As you may recall, I created a permaculture needs and yields log for Jamaican sorrel in December (of 2015). Although I grew up and lived the vast majority of my life in the tropics, my wwoof host surprised me the other day; Jamaican sorrel also exists in a white variety. I had no idea. The existence of several red varieties is widely discussed in research and on the street without mention of this well kept secret variety.
Naturally, I dashed at the opportunity to try this white variety. Handling it was no different to the red variety.
However, the taste was somewhat reminiscent of a sour tamarind juice whose tartness is slightly less intense than normal. I kept thinking that I must have been getting more than my daily quota of vitamin C ... and of a recent discussion on kidney health, how to identify compromises in kidney health during one of my naturopathic cleanses and enemas to flush the kidneys.
Would I have perceived how the white variety differs in taste from the red variety of Jamaican sorrel if I had been blind folded? I certainly think so. However, to verify my perceptions, I asked my wwoof host. (BTW, I have just completed a permaculture design for his 3-acre tropical property). He described the differences among the 3 main varieties of Jamaican sorrel as follows.

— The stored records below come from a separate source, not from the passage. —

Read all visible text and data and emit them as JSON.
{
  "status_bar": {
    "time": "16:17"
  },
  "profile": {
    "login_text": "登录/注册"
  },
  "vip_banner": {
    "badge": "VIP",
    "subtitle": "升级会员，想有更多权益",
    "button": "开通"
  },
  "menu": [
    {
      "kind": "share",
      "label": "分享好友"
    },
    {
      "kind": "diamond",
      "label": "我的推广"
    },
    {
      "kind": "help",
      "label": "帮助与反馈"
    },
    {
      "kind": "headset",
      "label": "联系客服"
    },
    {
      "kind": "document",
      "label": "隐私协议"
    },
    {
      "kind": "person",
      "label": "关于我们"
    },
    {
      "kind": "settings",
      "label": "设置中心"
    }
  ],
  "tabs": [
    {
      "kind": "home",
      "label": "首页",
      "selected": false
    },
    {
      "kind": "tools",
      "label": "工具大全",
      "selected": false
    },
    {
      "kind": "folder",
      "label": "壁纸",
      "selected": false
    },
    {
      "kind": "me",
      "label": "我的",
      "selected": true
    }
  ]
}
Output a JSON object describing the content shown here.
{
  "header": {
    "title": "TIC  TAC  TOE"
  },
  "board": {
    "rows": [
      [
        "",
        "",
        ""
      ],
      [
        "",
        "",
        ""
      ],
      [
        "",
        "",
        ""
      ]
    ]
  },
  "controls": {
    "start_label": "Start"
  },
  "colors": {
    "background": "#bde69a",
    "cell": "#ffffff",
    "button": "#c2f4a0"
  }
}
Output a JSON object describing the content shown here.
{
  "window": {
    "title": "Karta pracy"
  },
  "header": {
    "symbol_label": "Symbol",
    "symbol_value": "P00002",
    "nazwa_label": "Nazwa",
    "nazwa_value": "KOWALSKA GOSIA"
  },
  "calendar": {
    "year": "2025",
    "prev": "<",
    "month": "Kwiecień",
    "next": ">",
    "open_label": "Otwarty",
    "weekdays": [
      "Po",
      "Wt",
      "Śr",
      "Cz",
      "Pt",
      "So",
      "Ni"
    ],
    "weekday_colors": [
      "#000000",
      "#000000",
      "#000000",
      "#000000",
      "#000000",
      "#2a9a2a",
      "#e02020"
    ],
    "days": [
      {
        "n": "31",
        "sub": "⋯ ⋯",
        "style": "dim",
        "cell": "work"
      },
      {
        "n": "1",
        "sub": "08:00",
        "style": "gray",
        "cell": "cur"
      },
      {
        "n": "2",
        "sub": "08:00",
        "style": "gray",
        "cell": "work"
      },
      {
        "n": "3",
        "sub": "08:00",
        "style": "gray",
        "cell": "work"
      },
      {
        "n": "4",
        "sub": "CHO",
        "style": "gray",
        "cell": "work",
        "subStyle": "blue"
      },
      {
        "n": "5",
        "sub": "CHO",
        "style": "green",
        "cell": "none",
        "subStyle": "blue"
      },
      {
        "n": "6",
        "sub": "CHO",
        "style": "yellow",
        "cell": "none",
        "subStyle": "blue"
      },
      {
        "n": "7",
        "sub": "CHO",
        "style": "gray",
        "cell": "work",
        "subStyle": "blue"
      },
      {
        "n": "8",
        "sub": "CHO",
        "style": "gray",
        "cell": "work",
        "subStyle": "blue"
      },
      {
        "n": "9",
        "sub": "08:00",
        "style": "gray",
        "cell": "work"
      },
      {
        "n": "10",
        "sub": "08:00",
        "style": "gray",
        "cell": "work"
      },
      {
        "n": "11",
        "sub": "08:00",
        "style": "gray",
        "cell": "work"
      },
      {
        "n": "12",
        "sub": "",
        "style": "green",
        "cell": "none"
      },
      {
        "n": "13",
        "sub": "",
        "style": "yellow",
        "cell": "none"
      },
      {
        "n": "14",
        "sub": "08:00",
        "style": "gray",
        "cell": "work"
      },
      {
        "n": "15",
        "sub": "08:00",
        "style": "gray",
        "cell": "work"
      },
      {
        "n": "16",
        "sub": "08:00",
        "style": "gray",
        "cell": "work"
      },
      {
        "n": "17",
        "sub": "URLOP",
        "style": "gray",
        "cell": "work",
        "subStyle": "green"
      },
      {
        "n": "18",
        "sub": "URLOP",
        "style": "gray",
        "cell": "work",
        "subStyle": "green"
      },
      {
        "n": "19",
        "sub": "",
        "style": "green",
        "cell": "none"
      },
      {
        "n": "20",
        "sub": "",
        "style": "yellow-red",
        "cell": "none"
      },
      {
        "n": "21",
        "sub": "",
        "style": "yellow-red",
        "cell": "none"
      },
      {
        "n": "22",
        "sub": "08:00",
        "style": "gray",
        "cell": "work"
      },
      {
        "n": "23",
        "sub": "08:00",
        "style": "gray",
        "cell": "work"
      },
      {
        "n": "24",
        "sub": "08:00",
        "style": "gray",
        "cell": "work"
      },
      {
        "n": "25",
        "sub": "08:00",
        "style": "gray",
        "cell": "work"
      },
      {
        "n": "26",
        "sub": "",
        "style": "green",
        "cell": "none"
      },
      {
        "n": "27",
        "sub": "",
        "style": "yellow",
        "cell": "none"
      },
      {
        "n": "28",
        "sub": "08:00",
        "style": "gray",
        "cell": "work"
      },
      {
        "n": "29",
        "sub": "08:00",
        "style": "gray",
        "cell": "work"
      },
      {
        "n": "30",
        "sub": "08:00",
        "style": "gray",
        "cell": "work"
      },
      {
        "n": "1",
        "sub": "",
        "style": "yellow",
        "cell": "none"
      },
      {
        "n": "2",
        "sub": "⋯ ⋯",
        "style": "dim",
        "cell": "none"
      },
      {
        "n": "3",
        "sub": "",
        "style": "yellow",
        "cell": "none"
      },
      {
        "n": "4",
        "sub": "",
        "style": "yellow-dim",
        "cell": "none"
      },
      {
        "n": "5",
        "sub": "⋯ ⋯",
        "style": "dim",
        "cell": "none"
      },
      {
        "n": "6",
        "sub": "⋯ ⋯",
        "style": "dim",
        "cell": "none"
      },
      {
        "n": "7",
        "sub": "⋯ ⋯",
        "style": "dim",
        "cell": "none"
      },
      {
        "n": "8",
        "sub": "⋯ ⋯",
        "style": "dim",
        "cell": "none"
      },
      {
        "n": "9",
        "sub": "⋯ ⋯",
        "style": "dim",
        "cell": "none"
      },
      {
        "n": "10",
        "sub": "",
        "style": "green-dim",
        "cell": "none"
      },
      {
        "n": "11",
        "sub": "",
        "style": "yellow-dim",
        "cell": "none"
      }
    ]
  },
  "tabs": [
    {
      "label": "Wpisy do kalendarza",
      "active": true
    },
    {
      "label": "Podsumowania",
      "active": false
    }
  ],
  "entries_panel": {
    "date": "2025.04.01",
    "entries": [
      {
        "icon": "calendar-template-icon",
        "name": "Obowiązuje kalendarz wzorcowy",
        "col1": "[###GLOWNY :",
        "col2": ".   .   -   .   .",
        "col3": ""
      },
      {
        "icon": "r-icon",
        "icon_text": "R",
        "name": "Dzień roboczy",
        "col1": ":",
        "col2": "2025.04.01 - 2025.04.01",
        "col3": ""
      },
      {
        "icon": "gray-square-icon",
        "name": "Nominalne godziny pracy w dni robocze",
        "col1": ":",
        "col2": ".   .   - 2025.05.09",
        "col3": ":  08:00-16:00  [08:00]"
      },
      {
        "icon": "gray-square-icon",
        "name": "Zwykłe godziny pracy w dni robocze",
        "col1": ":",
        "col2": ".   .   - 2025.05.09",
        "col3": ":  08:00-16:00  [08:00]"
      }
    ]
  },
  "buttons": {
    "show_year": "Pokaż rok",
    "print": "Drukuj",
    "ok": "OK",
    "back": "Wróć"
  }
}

- Manchester black variety of Jamaican sorrel: Renders the prettiest color in the juice but is not renowned for its flavor. (This was the variety I featured in one of my earlier posts on Jamaican sorrel).
- Red variety of Jamaican sorrel: Richest flavor among the 3 main varieties
- White variety of Jamaican sorrel: Most pungent flavor
He explained that it is common for people who wish to enjoy an intensely rich flavour and color generally mix the Manchester black and red varieties of Jamaican sorrel in single brews.